Alte Wetterregel: Nach jedem Tief kommt auch wieder ein Hoch. Bei mir kommt nun beides gleichzeitig. Bezogen auf den Untergrund ist der tiefste Punkt der Laufstrecke erreicht und kurz und knackig der folgende Anstieg. Umgekehrt reziprok dazu verhält sich meine Laufgeschwindigkeit. Der letzte Kilometer zur Komplettierung der ersten Runde ist bis dato der langsamste. 4:12. Ein Blick auf die Uhr am Ziel zeigt 19:57 Minuten. Wenn ich das wiederholen könnte würde es reichen. Also das ganze: "Vier gegen Willy", äh Schauläufer, nochmal von vorn.
Aber es kommt noch schlimmer. Der leichte Anstieg um die Felder lässt das Schlimmste wahr werden. 4:18 und ich bin am Limit. Richtung Stadt kann ich zwar wieder etwas Fahrt aufnehmen. 4:10. Aber die Erkenntnis reift. Vergessenes Intervall-Training ist durch nichts zu ersetzen.
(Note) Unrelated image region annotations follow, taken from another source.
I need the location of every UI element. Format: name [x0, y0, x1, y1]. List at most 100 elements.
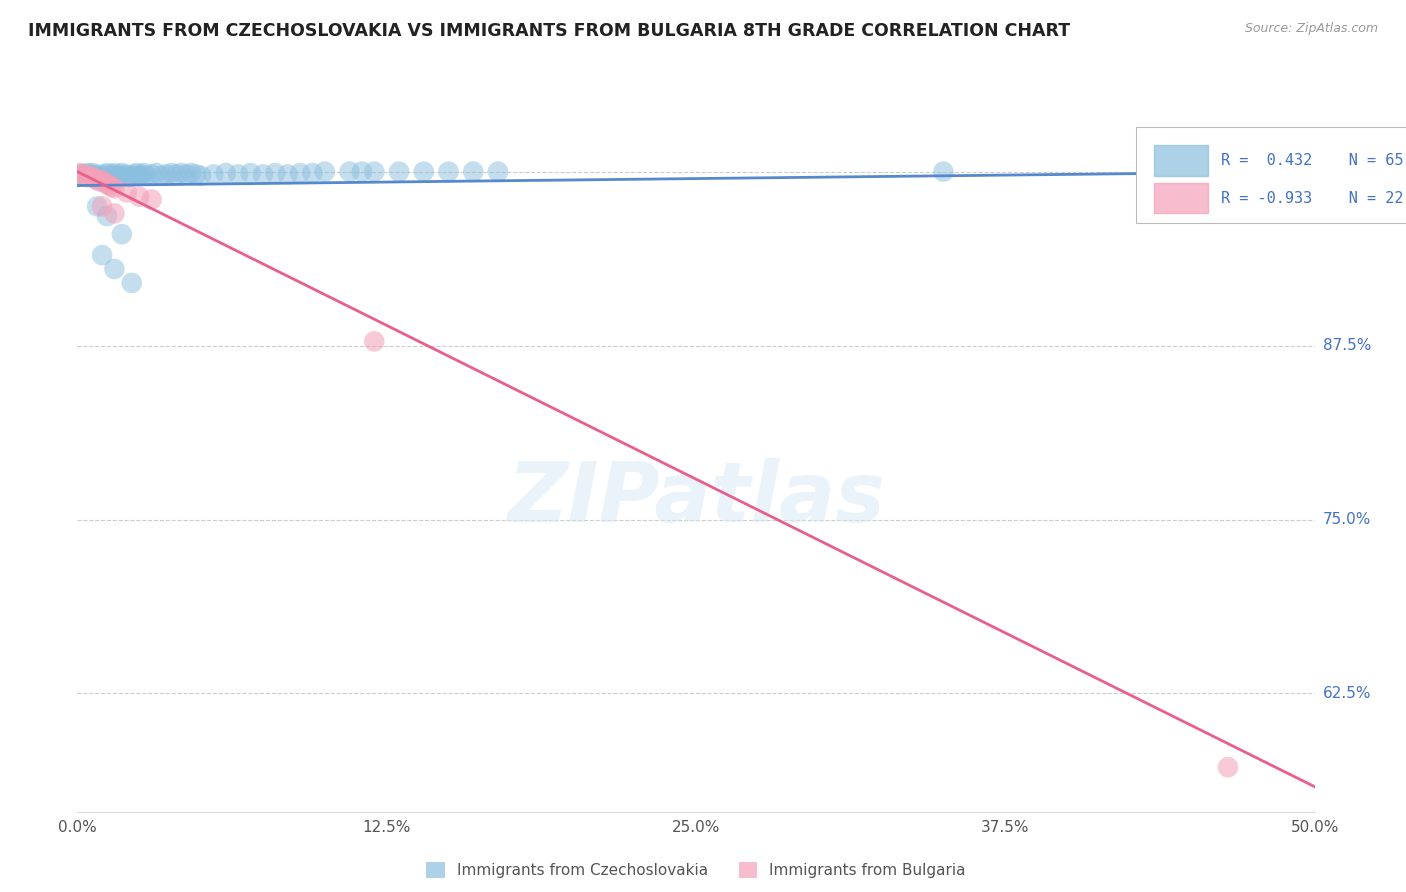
Point: [1216, 760, 1239, 774]
Point: [170, 166, 193, 180]
Text: 87.5%: 87.5%: [1323, 338, 1371, 353]
Point: [89, 174, 111, 188]
Point: [174, 168, 197, 182]
Point: [89, 170, 111, 185]
Bar: [1154, 145, 1208, 176]
Point: [103, 262, 125, 277]
Point: [86, 168, 108, 182]
Point: [437, 164, 460, 178]
Text: ZIPatlas: ZIPatlas: [508, 458, 884, 539]
Point: [118, 170, 141, 185]
Text: 75.0%: 75.0%: [1323, 512, 1371, 527]
Point: [91, 199, 114, 213]
Point: [69, 166, 91, 180]
Point: [150, 169, 173, 183]
Point: [93, 168, 115, 182]
Point: [160, 166, 183, 180]
Point: [79, 169, 101, 183]
Text: Source: ZipAtlas.com: Source: ZipAtlas.com: [1244, 22, 1378, 36]
Point: [79, 168, 101, 182]
Point: [82, 170, 104, 185]
Point: [128, 189, 150, 203]
Point: [115, 168, 138, 182]
Point: [264, 166, 287, 180]
Point: [103, 206, 125, 220]
Point: [91, 173, 114, 187]
Point: [314, 164, 336, 178]
Point: [190, 169, 212, 183]
Point: [288, 166, 311, 180]
Point: [486, 164, 509, 178]
Point: [388, 164, 411, 178]
Point: [125, 166, 148, 180]
Point: [363, 164, 385, 178]
Point: [112, 169, 135, 183]
Point: [932, 164, 955, 178]
Point: [86, 199, 108, 213]
Legend: Immigrants from Czechoslovakia, Immigrants from Bulgaria: Immigrants from Czechoslovakia, Immigran…: [420, 856, 972, 884]
Point: [239, 166, 262, 180]
Point: [96, 177, 118, 191]
Point: [277, 168, 299, 182]
Text: R = -0.933    N = 22: R = -0.933 N = 22: [1220, 191, 1403, 205]
Text: R =  0.432    N = 65: R = 0.432 N = 65: [1220, 153, 1403, 168]
Point: [76, 170, 98, 185]
Point: [131, 168, 153, 182]
Point: [412, 164, 434, 178]
FancyBboxPatch shape: [1136, 127, 1406, 223]
Point: [135, 169, 157, 183]
Point: [69, 168, 91, 182]
Point: [165, 168, 187, 182]
Point: [101, 168, 124, 182]
Point: [105, 169, 128, 183]
Point: [463, 164, 485, 178]
Bar: [1154, 183, 1208, 213]
Point: [339, 164, 361, 178]
Point: [76, 166, 98, 180]
Point: [134, 166, 156, 180]
Point: [72, 168, 94, 182]
Text: IMMIGRANTS FROM CZECHOSLOVAKIA VS IMMIGRANTS FROM BULGARIA 8TH GRADE CORRELATION: IMMIGRANTS FROM CZECHOSLOVAKIA VS IMMIGR…: [28, 22, 1070, 40]
Point: [103, 166, 125, 180]
Point: [215, 166, 238, 180]
Point: [72, 169, 94, 183]
Point: [202, 168, 225, 182]
Point: [121, 169, 143, 183]
Point: [93, 176, 115, 190]
Point: [111, 227, 134, 242]
Point: [96, 166, 118, 180]
Point: [111, 166, 134, 180]
Point: [301, 166, 323, 180]
Point: [180, 166, 202, 180]
Point: [226, 168, 249, 182]
Point: [350, 164, 373, 178]
Text: 100.0%: 100.0%: [1323, 164, 1381, 179]
Point: [101, 180, 124, 194]
Point: [121, 276, 143, 290]
Point: [141, 193, 163, 207]
Point: [103, 181, 125, 195]
Point: [91, 248, 114, 262]
Point: [145, 166, 167, 180]
Point: [73, 169, 96, 183]
Point: [155, 168, 177, 182]
Point: [115, 186, 138, 200]
Point: [82, 166, 104, 180]
Point: [83, 171, 105, 186]
Text: 62.5%: 62.5%: [1323, 686, 1371, 701]
Point: [363, 334, 385, 349]
Point: [96, 209, 118, 223]
Point: [98, 169, 121, 183]
Point: [128, 169, 150, 183]
Point: [108, 168, 131, 182]
Point: [86, 173, 108, 187]
Point: [73, 168, 96, 182]
Point: [252, 168, 274, 182]
Point: [98, 178, 121, 193]
Point: [141, 168, 163, 182]
Point: [91, 169, 114, 183]
Point: [122, 168, 145, 182]
Point: [184, 168, 207, 182]
Point: [83, 169, 105, 183]
Point: [1303, 164, 1326, 178]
Nicht alles was man nicht im Kopf hat, hat man auch in den Beinen. Jetzt heißt es erst mal positiv denken und sich nicht hängen lassen. Immerhin ist mit ein bisschen Durchhaltevermögen eine neue persönliche Bestzeit im Rahmen meiner heutigen Möglichkeiten. Dank negativer Höhenvernichtung wird es nun besser, 3:57. Schneller laufen leicht gemacht. Spritzigkeit kennt keine Grenzen. Oder doch? Nichts bleibt wie es war und schon wieder heißt es auf dem Zifferblatt: "Vier gewinnt".
Nun wird es langsam Zeit für das Ziel. Ehe ich noch mehr Zeit verliere. Endlich ist die Cleebronner Straße wieder erreicht. Jetzt noch ein Stück geradeaus. Völlig ausgepumpt stehe ich im Zielraum. Fix und Foxy. Noch ganz knapp unter 41 Minuten reingekommen. Ein Ziel erreicht. Und das andere? Ist es zu groß? Immerhin fehlt noch fast eine ganze Minute. Ist das für mich zu schaffen? Und der Aufwand dafür? Will ich das überhaupt? Fragen über Fragen die sich in die Freude über die neue Bestzeit mischen. Jetzt erst mal mental die Kurve kriegen.
Willst Qualen du erleiden,
dann darfst du keinen 10ner meiden.

Lagst grad keuchend noch darnieder
Und glaubst, du könntest schon wieder.